Ainda bem que me juntei oficialmente à banda: deu-me mais popularidade, quando precisava, tinha amigos em todo o lado, e deu-me mais experiência no mundo da música. Mas nem tudo era um paraíso, às vezes tinha que disponibilizar o pátio da casa dos meus pais, o que não lhes agradava muito – e o pior de tudo era quando tinha que ajudar a levar as cenas da banda, como a caixa das guitarras, que era praticamente inamovível. Mas mesmo assim foram os melhores anos da minha vida. Dos membros da banda dava-me melhor com o David, que era baixista, e com o Arthur, que tocava órgão elétrico.
Um domingo de tarde estava com eles a beber uma cerveja no “café universitário” e lembrei-me de reunir a malta do futebol, que já não via há muito tempo. Ao reencontrar-me com eles, reparei que vinham com uma rapariga que não estava a reconhecer, mas quando o Rodrigo, o melhor jogador de futebol do grupo, a chamou lembrei-me logo. Era uma rapariga chamada Leonor, que ficava sempre num campo do descampado, e que usava aparelho, óculos e andava sempre com um chapéu à pescador. Admito que não gostava muito dela mas, naquele dia, ela já não tinha aparelho, não usava óculos e já não usava aquele chapéu à pescador. Ela tinha a pele branca como neve, cabelo loiro e olhos azuis, como nunca tinha visto antes.
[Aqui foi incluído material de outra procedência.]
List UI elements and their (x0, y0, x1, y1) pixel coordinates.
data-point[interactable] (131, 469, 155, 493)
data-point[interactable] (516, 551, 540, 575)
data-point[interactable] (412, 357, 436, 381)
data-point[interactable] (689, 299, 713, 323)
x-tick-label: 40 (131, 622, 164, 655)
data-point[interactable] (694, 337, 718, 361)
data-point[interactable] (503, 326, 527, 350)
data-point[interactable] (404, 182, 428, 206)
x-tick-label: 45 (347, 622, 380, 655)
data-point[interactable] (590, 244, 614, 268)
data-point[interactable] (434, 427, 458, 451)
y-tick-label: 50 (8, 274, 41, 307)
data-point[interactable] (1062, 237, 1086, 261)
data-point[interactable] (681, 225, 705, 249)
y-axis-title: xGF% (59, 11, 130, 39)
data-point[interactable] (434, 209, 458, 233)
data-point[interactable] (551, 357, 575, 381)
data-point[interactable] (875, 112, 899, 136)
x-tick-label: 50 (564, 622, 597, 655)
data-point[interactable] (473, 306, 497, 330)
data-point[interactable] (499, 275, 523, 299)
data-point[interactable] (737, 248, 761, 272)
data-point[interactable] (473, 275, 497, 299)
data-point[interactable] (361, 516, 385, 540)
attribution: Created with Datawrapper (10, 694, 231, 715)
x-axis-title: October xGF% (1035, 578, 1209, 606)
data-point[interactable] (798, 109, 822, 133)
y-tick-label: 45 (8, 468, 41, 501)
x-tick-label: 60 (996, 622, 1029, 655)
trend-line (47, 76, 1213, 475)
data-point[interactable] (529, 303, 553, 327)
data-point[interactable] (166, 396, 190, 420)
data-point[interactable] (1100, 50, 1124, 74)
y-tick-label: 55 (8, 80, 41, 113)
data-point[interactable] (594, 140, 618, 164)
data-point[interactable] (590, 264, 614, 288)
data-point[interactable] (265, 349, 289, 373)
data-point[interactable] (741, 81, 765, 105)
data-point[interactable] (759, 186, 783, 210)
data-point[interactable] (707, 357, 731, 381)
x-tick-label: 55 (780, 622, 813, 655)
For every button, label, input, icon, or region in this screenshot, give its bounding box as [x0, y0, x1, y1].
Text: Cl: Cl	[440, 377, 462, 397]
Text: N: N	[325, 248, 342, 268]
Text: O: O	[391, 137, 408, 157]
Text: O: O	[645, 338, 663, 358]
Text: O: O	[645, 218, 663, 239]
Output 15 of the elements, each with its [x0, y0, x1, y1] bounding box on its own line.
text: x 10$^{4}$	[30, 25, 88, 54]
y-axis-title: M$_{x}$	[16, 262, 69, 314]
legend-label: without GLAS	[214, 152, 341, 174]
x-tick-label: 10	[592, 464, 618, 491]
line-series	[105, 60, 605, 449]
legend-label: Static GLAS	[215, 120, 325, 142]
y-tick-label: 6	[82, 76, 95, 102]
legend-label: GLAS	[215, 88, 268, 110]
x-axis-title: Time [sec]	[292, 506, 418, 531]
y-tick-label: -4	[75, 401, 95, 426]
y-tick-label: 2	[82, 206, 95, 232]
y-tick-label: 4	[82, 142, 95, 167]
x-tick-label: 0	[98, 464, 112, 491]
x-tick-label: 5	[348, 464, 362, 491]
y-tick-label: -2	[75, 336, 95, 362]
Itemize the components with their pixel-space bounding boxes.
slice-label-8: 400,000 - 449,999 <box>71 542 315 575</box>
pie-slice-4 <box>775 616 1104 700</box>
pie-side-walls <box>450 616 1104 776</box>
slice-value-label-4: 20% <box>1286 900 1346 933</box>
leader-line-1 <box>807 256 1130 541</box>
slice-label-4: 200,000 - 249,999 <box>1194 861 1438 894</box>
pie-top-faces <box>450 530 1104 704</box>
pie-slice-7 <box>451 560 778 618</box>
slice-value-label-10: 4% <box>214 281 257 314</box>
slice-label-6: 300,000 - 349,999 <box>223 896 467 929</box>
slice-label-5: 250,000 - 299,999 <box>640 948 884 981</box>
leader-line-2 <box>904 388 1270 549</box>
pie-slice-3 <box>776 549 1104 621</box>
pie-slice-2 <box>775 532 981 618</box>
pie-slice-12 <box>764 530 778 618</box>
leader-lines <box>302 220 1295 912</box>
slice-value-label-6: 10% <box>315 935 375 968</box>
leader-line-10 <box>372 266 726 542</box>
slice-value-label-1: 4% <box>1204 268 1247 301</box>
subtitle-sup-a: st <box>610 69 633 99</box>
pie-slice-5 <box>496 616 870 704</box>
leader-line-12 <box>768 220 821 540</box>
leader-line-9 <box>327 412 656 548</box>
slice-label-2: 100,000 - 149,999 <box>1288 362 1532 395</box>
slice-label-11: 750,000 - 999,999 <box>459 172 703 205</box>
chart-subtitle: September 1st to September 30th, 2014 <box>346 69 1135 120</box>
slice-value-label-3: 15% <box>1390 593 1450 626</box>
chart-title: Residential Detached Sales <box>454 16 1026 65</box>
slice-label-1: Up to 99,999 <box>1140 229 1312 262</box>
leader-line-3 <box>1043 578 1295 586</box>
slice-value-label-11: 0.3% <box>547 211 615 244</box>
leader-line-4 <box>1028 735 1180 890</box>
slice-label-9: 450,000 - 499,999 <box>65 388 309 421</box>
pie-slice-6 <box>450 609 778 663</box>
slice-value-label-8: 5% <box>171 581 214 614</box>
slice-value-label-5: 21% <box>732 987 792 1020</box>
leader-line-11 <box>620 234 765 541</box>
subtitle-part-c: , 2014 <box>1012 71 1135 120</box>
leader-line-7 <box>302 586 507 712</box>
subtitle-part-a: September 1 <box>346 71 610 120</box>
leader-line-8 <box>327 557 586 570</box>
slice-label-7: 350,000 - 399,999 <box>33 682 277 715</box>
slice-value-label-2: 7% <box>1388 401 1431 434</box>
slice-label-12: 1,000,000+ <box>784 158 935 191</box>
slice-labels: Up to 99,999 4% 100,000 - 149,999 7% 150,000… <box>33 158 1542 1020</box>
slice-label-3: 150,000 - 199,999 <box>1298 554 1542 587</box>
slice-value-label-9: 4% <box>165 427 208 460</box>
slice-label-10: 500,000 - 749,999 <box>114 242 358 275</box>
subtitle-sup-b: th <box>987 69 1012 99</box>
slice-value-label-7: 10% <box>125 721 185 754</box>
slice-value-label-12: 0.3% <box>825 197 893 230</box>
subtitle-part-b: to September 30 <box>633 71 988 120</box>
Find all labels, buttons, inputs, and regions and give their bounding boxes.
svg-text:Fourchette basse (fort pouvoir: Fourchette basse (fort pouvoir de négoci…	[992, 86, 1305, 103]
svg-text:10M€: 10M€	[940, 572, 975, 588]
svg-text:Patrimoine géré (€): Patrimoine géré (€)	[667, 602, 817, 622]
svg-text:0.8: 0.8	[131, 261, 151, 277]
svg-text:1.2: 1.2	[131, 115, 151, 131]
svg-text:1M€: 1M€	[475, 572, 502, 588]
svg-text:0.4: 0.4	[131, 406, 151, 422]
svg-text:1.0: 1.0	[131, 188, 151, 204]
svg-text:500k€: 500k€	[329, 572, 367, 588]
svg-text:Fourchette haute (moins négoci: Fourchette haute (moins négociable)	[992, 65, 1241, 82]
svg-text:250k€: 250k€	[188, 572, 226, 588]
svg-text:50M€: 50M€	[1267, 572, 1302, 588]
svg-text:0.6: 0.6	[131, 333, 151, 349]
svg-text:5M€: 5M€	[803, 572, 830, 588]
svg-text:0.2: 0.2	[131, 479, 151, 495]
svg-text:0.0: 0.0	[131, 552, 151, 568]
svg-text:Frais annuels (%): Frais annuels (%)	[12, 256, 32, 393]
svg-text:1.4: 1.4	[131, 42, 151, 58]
Já lá iam oito anos desde a última vez que a vira, e acho que vê-la naquele dia em que reuni a malta do futebol com a da banda fez com que, pela primeira vez na minha vida, ficasse redondamente apaixonado. Depois de jogarmos futebol, fui falar com ela e, antes de ir embora, ao despedir-me, convidei-a para vir comigo ao café universitário lanchar antes do meu concerto de sexta-feira. Ela aceitou. Na nossa quinta saída, começámos a namorar. Cinco anos depois, foi o nosso casamento. Nesse dia, a banda que tocou só podia ser a nossa própria banda. Dois anos depois do casamento tivemos o nosso primeiro e único filho que, em memória do falecido líder da banda, David Alberto, se chamou David Fonseca – já que Fonseca é o meu apelido. Quando fez 5 anos, eu e Leonor demos-lhe uma guitarra amarela, e foi essa guitarra que fez com que David ingressasse no mundo da música, e viesse a ser o vocalista de uma das melhores bandas de Portugal, os vossos bem conhecidos Silence 4.”